She’s crying again, tomp tomp tomp tomp tomp go her tiny feet, her fine black hair standing up in the breeze she’s creating as she’s running. I kneel down and open my arms. She runs into them with her own tiny arms open wide. She snuggles down into the crook of my neck. I pick her up and rub her back. She stops crying a little but looks at me with her mouth turned down. Her teeth are hurting, or she has a tummy ache, or she stubbed her toe. Pre-verbal expression it’s anyone’s guess and if there are mom’s out there who instinctively know I’m happy for them but that isn’t me. Right now I’m assuming she’s teething – both because it’s swollen where her eye teeth should be and because the Dr said they were coming in at her 18 month check-up last week.

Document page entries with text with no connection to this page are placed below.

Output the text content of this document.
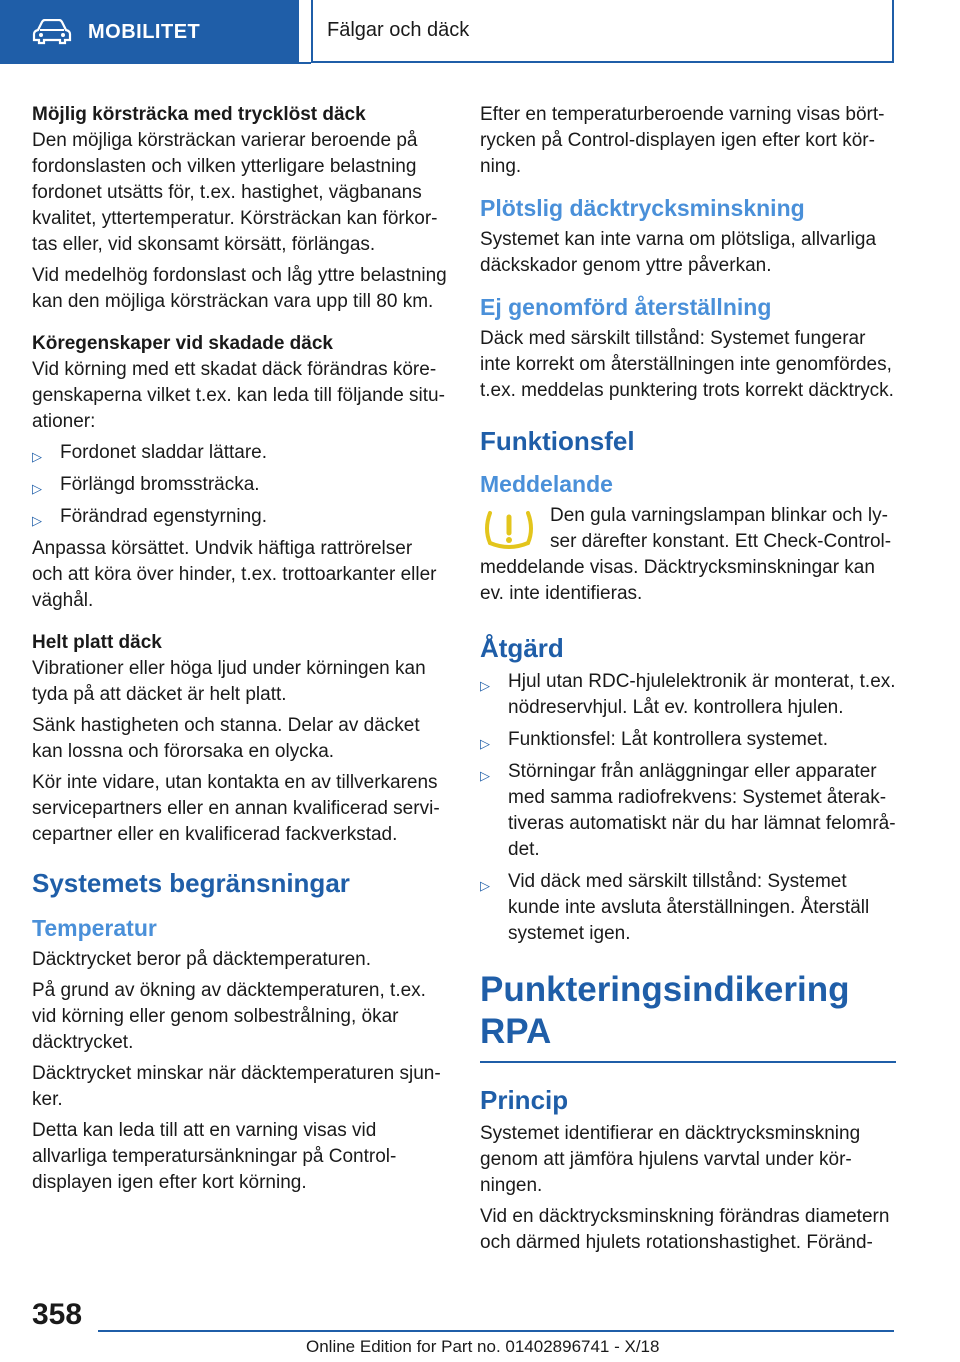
MOBILITET	Fälgar och däck

Möjlig körsträcka med trycklöst däck

Den möjliga körsträckan varierar beroende på fordonslasten och vilken ytterligare belastning fordonet utsätts för, t.ex. hastighet, vägbanans kvalitet, yttertemperatur. Körsträckan kan förkortas eller, vid skonsamt körsätt, förlängas.

Vid medelhög fordonslast och låg yttre belastning kan den möjliga körsträckan vara upp till 80 km.

Köregenskaper vid skadade däck

Vid körning med ett skadat däck förändras köregenskaperna vilket t.ex. kan leda till följande situationer:

▷ Fordonet sladdar lättare.
▷ Förlängd bromssträcka.
▷ Förändrad egenstyrning.

Anpassa körsättet. Undvik häftiga rattrörelser och att köra över hinder, t.ex. trottoarkanter eller väghål.

Helt platt däck

Vibrationer eller höga ljud under körningen kan tyda på att däcket är helt platt.

Sänk hastigheten och stanna. Delar av däcket kan lossna och förorsaka en olycka.

Kör inte vidare, utan kontakta en av tillverkarens servicepartners eller en annan kvalificerad servicepartner eller en kvalificerad fackverkstad.

Systemets begränsningar
Temperatur

Däcktrycket beror på däcktemperaturen.

På grund av ökning av däcktemperaturen, t.ex. vid körning eller genom solbestrålning, ökar däcktrycket.

Däcktrycket minskar när däcktemperaturen sjunker.

Detta kan leda till att en varning visas vid allvarliga temperatursänkningar på Control-displayen igen efter kort körning.

Efter en temperaturberoende varning visas börtrycken på Control-displayen igen efter kort körning.

Plötslig däcktrycksminskning

Systemet kan inte varna om plötsliga, allvarliga däckskador genom yttre påverkan.

Ej genomförd återställning

Däck med särskilt tillstånd: Systemet fungerar inte korrekt om återställningen inte genomfördes, t.ex. meddelas punktering trots korrekt däcktryck.

Funktionsfel
Meddelande

Den gula varningslampan blinkar och lyser därefter konstant. Ett Check-Control-meddelande visas. Däcktrycksminskningar kan ev. inte identifieras.

Åtgärd
▷ Hjul utan RDC-hjulelektronik är monterat, t.ex. nödreservhjul. Låt ev. kontrollera hjulen.
▷ Funktionsfel: Låt kontrollera systemet.
▷ Störningar från anläggningar eller apparater med samma radiofrekvens: Systemet återaktiveras automatiskt när du har lämnat felområdet.
▷ Vid däck med särskilt tillstånd: Systemet kunde inte avsluta återställningen. Återställ systemet igen.
Punkteringsindikering RPA
Princip

Systemet identifierar en däcktrycksminskning genom att jämföra hjulens varvtal under körningen.

Vid en däcktrycksminskning förändras diametern och därmed hjulets rotationshastighet. Föränd-

358
Online Edition for Part no. 01402896741 - X/18
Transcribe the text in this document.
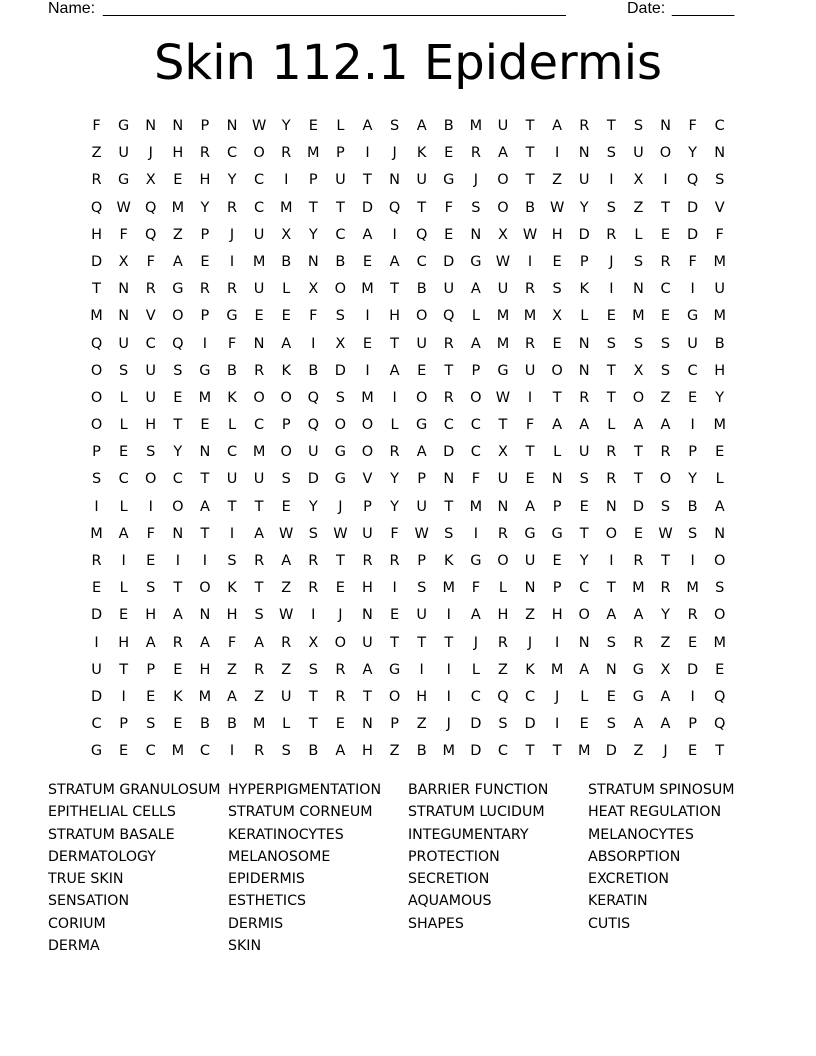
Name: ____________________________________________________	Date: _______
Skin 112.1 Epidermis
F	G	N	N	P	N	W	Y	E	L	A	S	A	B	M	U	T	A	R	T	S	N	F	C
Z	U	J	H	R	C	O	R	M	P	I	J	K	E	R	A	T	I	N	S	U	O	Y	N
R	G	X	E	H	Y	C	I	P	U	T	N	U	G	J	O	T	Z	U	I	X	I	Q	S
Q W Q	M	Y	R	C	M	T	T	D	Q	T	F	S	O	B	W	Y	S	Z	T	D	V
H	F	Q	Z	P	J	U	X	Y	C	A	I	Q	E	N	X	W H	D	R	L	E	D	F
D	X	F	A	E	I	M	B	N	B	E	A	C	D	G W	I	E	P	J	S	R	F	M
T	N	R	G	R	R	U	L	X	O	M	T	B	U	A	U	R	S	K	I	N	C	I	U
M	N	V	O	P	G	E	E	F	S	I	H	O	Q	L	M	M	X	L	E	M	E	G	M
Q	U	C	Q	I	F	N	A	I	X	E	T	U	R	A	M	R	E	N	S	S	S	U	B
O	S	U	S	G	B	R	K	B	D	I	A	E	T	P	G	U	O	N	T	X	S	C	H
O	L	U	E	M	K	O	O	Q	S	M	I	O	R	O W	I	T	R	T	O	Z	E	Y
O	L	H	T	E	L	C	P	Q	O	O	L	G	C	C	T	F	A	A	L	A	A	I	M
P	E	S	Y	N	C	M	O	U	G	O	R	A	D	C	X	T	L	U	R	T	R	P	E
S	C	O	C	T	U	U	S	D	G	V	Y	P	N	F	U	E	N	S	R	T	O	Y	L
I	L	I	O	A	T	T	E	Y	J	P	Y	U	T	M	N	A	P	E	N	D	S	B	A
M	A	F	N	T	I	A	W	S	W	U	F	W	S	I	R	G	G	T	O	E	W	S	N
R	I	E	I	I	S	R	A	R	T	R	R	P	K	G	O	U	E	Y	I	R	T	I	O
E	L	S	T	O	K	T	Z	R	E	H	I	S	M	F	L	N	P	C	T	M	R	M	S
D	E	H	A	N	H	S	W	I	J	N	E	U	I	A	H	Z	H	O	A	A	Y	R	O
I	H	A	R	A	F	A	R	X	O	U	T	T	T	J	R	J	I	N	S	R	Z	E	M
U	T	P	E	H	Z	R	Z	S	R	A	G	I	I	L	Z	K	M	A	N	G	X	D	E
D	I	E	K	M	A	Z	U	T	R	T	O	H	I	C	Q	C	J	L	E	G	A	I	Q
C	P	S	E	B	B	M	L	T	E	N	P	Z	J	D	S	D	I	E	S	A	A	P	Q
G	E	C	M	C	I	R	S	B	A	H	Z	B	M	D	C	T	T	M	D	Z	J	E	T
STRATUM GRANULOSUM
EPITHELIAL CELLS
STRATUM BASALE
DERMATOLOGY
TRUE SKIN
SENSATION
CORIUM
DERMA
HYPERPIGMENTATION
STRATUM CORNEUM
KERATINOCYTES
MELANOSOME
EPIDERMIS
ESTHETICS
DERMIS
SKIN
BARRIER FUNCTION
STRATUM LUCIDUM
INTEGUMENTARY
PROTECTION
SECRETION
AQUAMOUS
SHAPES
STRATUM SPINOSUM
HEAT REGULATION
MELANOCYTES
ABSORPTION
EXCRETION
KERATIN
CUTIS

She’s miserable all afternoon.
The tylenol I gave her at 4pm doesn’t seem to be helping much. She also missed her nap today, Bill and I went to a Buffalo Wings to watch the Saints-Giants game. (Saints won, Saints won!) Texan and Titan game was also playing so we were in the minority with our Giant/Saint jerseys on. We didn’t mind, since we moved here we’ve often felt just a liiiitle out of step with the rest of Texas. We’ll adjust. Or they will. Someone will.
So she’s miserable all afternoon.
I finally get her some supper (rice, broccoli and salmon. She loooooves salmon so supper was easy at least). But then I undressed her beside the tub for her bath and when the diaper dropped a small dob of poo came out with it. A bonus. Just for me. So I scooped it up with the diaper and threw it in her trash and after it hit the can I saw THERE WAS NO BAG IN THE TRASH CAN. I’d emptied it the other night when I should have been sleeping and forgot to replace the bag. Ew. I tried to wipe her off with a wet piece of toilet paper and place it carefully on top of the diaper so it doesn’t touch the sides of the can and then get her in the tub. Immediately four or five pieces of poop float out from her bottom where I missed them and settled to the bottom of the tub. I just realized now I bleached the tub when she was done and the toy she had in there and totally forgot to disinfect the floor where the dob of poo fell.
Just a second while I do that…
Ok. Done.
Ok you know I didn’t just do it. But I will, I will. I PROBABLY won’t forget again.
So we’re trying to wean her from the pacey too which is not helping her mood. Pacey’s are now only for nap and bedtime. They stay in the crib. The problem? Nap time when she doesn’t nap and doesn’t understand why mom is taking out the pacey all of a sudden. Changing the rules on babies SUCKS. Ugh.
We need to wean her from the nighttime bottle too but momma isn’t ready for that drama yet. She’s going to be 18 and still need that bottle before bed. And the psychiatrist will want to speak to me about my inability to let her experience anything negative ever. I’ll want to speak to me about it too. Luckily I won’t be far away, I’ll be paying for the psychiatrist myself and be waiting in the waiting room with crackers and a juice box in case she gets hungry or thirsty.
I can’t imagine a time I won’t be RIGHT THERE ALL THE TIME, waiting to give her what she needs. This is how crazy-smothering-the-child-with-love-mom starts. I know it. I can feel it. Those wild-eyed beings who sacrifice their whole being in service of their offspring. And because they love their moms, they don’t spread their wings and fly. They stay close and let mom cover them with her wings. Shade from the sun, protection from the rain, shelter from the storm. A wall between the blue sky and their own wings, a limit to their own dreams, a stopper in the throat of their own song. I won’t do that.
But it will be an effort not to. It will be a conscious decision, every day. This momma bear roars loud and loves hard but she’s trying to be wise, too. I know I can’t protect her from everything, all the time. I’m going to blink and she’s going to be in school and I won’t be there to pick her up if she stumbles. I won’t be there with open arms to soothe her when she’s upset or hurt. The best I can hope for is that Bill and I raise her to trust in herself. To pick herself back up when she falls. To be confident in her own self, to know she’s never really alone. That’s she’s loved and protected, shielded and guided even when she can’t see us. That we trust the world is basically a good and happy place and most people are doing their best with what they’ve been given. And when they’re not, they’re just giving you a chance to learn how good it feels to let it go, to forgive, and to give second chances. And if we’re all really lucky, someday thirty years from now, Ellie will be cleaning dobs of poo herself. While she runs the country as President of the United States of America. Or Prime Minister of Canada. Or the first North American Prime-President. VOTE ELLIE 2045!!!!
That \”mama bear\” feeling never goes away even when your child is in her thirties! And if Ellie is anything like you, she will talk you into letting her do what she wants – not including the \”over my dead body\” things!